Overview
Chronic obstructive pulmonary disease (COPD) is a slowly progressive disorder characterised by largely irreversible airflow obstruction, predominantly caused by tobacco smoking (~90% of cases). In rural and remote Australia it carries a disproportionate burden, particularly in Aboriginal and Torres Strait Islander (ATSI) communities and among those with occupational exposures (mining, silica, welding fumes, grain dust). Up to two-thirds of people with COPD remain undiagnosed. At first diagnosis, up to 50% of lung function may already be lost.
The rural generalist must be competent in spirometry performance and interpretation, stepwise pharmacological management, acute exacerbation treatment, and coordinating retrieval when local resources are insufficient, frequently without immediate specialist support.
Presentation and Diagnosis
Who to Suspect
Consider COPD in any patient >35 years with a significant smoking history and any of:
- Progressive exertional dyspnoea (grade on MRC Dyspnoea Scale)
- Chronic productive cough, typically worse in the morning
- Recurrent winter "bronchitis"
- Wheeze not fully explained by asthma
- Reduction in exercise tolerance / activities of daily living
In ATSI patients, lower the threshold, age >35 years with relevant history is sufficient to prompt investigation.
Clinical Signs (Variable by Severity)
| Feature | Significance |
|---|---|
| Hyperinflated chest, increased AP diameter | Emphysematous component |
| Reduced cricosternal distance | Hyperinflation |
| Hyper-resonant percussion, reduced cardiac dullness | Air trapping |
| Diminished breath sounds ± wheeze | Obstructive physiology |
| Accessory muscle use, pursed-lip breathing, tachypnoea | Significant airflow limitation |
| Peripheral oedema, raised JVP, cyanosis | Cor pulmonale / advanced disease |
| Cachexia, weight loss | Advanced / severe COPD |
Early COPD may have a completely normal examination, clinical signs are insensitive for mild-to-moderate disease.

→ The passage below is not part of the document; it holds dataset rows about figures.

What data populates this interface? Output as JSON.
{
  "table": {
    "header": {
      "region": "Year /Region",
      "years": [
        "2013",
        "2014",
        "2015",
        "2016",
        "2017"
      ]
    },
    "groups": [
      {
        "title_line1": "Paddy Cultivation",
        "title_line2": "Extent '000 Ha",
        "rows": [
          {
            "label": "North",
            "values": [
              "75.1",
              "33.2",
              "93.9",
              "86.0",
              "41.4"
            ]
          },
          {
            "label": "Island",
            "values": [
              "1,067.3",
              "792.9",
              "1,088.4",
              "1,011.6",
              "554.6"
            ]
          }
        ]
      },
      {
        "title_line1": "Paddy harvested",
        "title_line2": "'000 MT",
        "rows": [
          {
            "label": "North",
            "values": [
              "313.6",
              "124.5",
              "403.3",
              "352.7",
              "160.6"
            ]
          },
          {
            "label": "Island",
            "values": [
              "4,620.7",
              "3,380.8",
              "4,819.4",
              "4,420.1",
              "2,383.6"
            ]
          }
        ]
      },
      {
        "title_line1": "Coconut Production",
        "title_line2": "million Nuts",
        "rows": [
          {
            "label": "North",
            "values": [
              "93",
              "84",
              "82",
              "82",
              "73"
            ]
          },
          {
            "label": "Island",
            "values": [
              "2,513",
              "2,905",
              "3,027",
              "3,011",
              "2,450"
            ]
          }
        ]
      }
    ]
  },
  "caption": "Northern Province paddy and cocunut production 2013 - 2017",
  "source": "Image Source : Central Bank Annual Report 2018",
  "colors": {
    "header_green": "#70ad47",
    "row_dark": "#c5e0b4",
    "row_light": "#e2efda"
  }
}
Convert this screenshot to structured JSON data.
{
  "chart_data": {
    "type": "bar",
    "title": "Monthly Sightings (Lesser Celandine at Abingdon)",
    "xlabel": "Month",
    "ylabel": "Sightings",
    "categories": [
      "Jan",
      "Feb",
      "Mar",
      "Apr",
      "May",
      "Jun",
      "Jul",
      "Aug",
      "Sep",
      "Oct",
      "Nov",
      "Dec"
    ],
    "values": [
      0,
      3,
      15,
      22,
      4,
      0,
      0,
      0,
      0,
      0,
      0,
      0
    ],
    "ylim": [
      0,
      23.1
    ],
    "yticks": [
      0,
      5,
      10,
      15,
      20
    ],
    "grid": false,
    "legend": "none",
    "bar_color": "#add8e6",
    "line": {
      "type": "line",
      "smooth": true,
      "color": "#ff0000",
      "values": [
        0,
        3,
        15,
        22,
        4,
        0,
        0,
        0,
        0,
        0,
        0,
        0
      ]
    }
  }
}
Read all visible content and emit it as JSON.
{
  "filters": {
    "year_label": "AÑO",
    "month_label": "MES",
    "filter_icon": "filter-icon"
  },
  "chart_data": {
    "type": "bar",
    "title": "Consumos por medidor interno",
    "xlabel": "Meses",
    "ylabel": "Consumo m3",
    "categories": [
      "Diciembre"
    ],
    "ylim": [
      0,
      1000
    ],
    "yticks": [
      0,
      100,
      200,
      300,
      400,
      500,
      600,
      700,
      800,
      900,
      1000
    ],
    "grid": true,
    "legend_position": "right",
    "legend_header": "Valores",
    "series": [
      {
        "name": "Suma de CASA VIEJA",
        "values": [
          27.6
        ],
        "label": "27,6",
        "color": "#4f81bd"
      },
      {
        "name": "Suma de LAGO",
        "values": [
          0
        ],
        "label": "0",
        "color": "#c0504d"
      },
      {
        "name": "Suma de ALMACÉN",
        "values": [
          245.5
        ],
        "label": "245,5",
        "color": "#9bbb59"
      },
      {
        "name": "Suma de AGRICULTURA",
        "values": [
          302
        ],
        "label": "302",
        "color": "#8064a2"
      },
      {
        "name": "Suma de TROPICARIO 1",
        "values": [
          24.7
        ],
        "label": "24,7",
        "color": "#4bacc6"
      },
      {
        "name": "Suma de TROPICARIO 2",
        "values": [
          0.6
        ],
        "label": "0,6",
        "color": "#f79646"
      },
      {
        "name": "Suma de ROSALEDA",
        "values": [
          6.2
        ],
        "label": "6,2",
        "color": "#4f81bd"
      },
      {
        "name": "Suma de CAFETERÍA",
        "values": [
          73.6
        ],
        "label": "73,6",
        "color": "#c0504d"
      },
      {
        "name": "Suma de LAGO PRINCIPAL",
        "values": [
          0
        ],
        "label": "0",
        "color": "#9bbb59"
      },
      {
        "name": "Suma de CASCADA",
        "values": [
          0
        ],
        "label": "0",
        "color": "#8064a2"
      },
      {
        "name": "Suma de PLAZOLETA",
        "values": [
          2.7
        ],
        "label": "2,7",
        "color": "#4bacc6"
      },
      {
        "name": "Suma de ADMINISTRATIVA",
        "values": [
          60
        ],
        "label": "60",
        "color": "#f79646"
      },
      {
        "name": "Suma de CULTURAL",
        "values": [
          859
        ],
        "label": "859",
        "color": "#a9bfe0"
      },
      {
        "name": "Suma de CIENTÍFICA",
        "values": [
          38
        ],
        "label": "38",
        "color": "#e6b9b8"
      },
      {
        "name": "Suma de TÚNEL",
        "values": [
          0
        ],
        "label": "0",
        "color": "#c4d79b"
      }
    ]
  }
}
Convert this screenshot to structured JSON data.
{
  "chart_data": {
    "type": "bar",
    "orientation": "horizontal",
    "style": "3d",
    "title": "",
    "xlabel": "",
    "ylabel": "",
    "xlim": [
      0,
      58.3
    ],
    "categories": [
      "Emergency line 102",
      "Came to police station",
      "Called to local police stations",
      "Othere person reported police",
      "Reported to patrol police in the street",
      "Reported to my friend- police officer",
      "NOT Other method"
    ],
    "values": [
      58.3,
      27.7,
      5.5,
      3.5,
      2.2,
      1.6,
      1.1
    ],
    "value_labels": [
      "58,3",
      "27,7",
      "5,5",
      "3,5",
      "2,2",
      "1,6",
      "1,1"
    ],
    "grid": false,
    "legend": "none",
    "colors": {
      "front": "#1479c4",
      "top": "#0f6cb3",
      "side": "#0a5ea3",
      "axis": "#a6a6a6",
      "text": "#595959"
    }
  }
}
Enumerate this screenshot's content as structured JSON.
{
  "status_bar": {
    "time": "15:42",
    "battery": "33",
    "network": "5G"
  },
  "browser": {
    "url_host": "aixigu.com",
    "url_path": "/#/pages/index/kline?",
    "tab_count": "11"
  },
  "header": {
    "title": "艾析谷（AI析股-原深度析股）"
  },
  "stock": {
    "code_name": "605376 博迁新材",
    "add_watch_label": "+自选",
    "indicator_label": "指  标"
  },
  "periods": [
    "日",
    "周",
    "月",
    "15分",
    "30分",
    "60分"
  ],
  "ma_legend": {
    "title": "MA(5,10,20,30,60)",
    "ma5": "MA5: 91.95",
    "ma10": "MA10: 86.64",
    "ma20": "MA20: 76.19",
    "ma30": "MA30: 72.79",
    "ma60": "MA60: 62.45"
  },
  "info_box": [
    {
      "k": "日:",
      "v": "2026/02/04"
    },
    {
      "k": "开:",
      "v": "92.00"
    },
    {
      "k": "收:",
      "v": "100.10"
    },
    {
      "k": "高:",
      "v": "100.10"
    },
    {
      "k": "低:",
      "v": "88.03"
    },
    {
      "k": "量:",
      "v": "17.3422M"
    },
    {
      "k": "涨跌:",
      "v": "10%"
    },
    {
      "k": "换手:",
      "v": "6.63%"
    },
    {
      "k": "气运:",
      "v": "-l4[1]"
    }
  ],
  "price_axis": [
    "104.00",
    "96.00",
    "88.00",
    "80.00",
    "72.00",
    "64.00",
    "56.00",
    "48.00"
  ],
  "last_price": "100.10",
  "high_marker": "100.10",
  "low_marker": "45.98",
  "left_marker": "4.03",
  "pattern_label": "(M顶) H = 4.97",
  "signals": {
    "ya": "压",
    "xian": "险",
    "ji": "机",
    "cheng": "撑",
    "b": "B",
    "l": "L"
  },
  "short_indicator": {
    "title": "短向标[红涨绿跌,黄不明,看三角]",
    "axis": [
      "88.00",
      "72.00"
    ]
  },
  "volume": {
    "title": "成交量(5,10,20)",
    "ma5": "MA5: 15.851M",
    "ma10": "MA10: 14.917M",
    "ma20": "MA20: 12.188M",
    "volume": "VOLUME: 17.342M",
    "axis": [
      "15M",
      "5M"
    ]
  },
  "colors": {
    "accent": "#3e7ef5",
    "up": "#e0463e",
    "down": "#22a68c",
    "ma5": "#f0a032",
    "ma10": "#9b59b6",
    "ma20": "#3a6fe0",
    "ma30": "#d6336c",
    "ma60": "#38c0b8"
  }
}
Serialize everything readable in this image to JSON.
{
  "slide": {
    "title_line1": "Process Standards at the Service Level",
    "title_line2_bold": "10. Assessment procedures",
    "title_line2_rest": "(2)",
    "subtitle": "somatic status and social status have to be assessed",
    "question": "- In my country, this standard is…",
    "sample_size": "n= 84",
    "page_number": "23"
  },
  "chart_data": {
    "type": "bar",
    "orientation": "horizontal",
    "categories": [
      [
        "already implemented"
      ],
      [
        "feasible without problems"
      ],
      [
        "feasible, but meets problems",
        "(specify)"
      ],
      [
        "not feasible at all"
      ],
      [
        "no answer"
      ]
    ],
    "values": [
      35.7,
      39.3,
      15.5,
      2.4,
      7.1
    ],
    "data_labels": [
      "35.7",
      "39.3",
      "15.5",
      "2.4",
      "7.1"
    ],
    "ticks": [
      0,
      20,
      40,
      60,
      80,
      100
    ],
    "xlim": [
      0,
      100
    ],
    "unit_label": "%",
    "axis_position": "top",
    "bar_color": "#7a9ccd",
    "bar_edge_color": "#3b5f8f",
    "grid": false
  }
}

The classic phenotypes, "pink puffer" (emphysema-predominant: thin, breathless, tachypnoeic, pursed-lip breathing) and "blue bloater" (chronic bronchitis-predominant: cyanosed, oedematous from cor pulmonale/right heart failure), loosely correlate with propensity to type I and type II respiratory failure respectively, but are insufficiently sensitive to guide clinical decisions.
Differential Diagnosis
| Diagnosis | Differentiating Features |
|---|---|
| Asthma | Variable symptoms, onset <35y, nocturnal waking, good bronchodilator response, reversible spirometry |
| Cardiac failure | Orthopnoea, PND, gallop rhythm, bilateral basal crackles, elevated BNP |
| Bronchiectasis | Copious purulent sputum, clubbing, CT findings |
| Lung cancer | Haemoptysis, weight loss, CXR/CT mass, haemoptysis and chest pain are uncommon in COPD; if present seek alternative diagnosis |
| Interstitial lung disease | Dry cough, fine inspiratory crackles, restrictive spirometry |
| Anaemia | Dyspnoea without airflow obstruction |
| Tuberculosis | Relevant in remote/ATSI populations, haemoptysis, night sweats, weight loss |
Fever and chest pain are also uncommon presenting features of AECOPD, their presence should prompt active search for an alternative or co-existing diagnosis (pneumonia, PE, pneumothorax).
Investigations
Spirometry, Gold Standard
Spirometry is essential for diagnosis; COPD cannot be reliably diagnosed on clinical grounds alone.
Diagnostic criterion:
$$\text{Post-bronchodilator } \frac{\text{FEV}_1}{\text{FVC}} < 0.70$$
- Measured after bronchodilator (400 mcg salbutamol via MDI + spacer, assessed at 20 minutes)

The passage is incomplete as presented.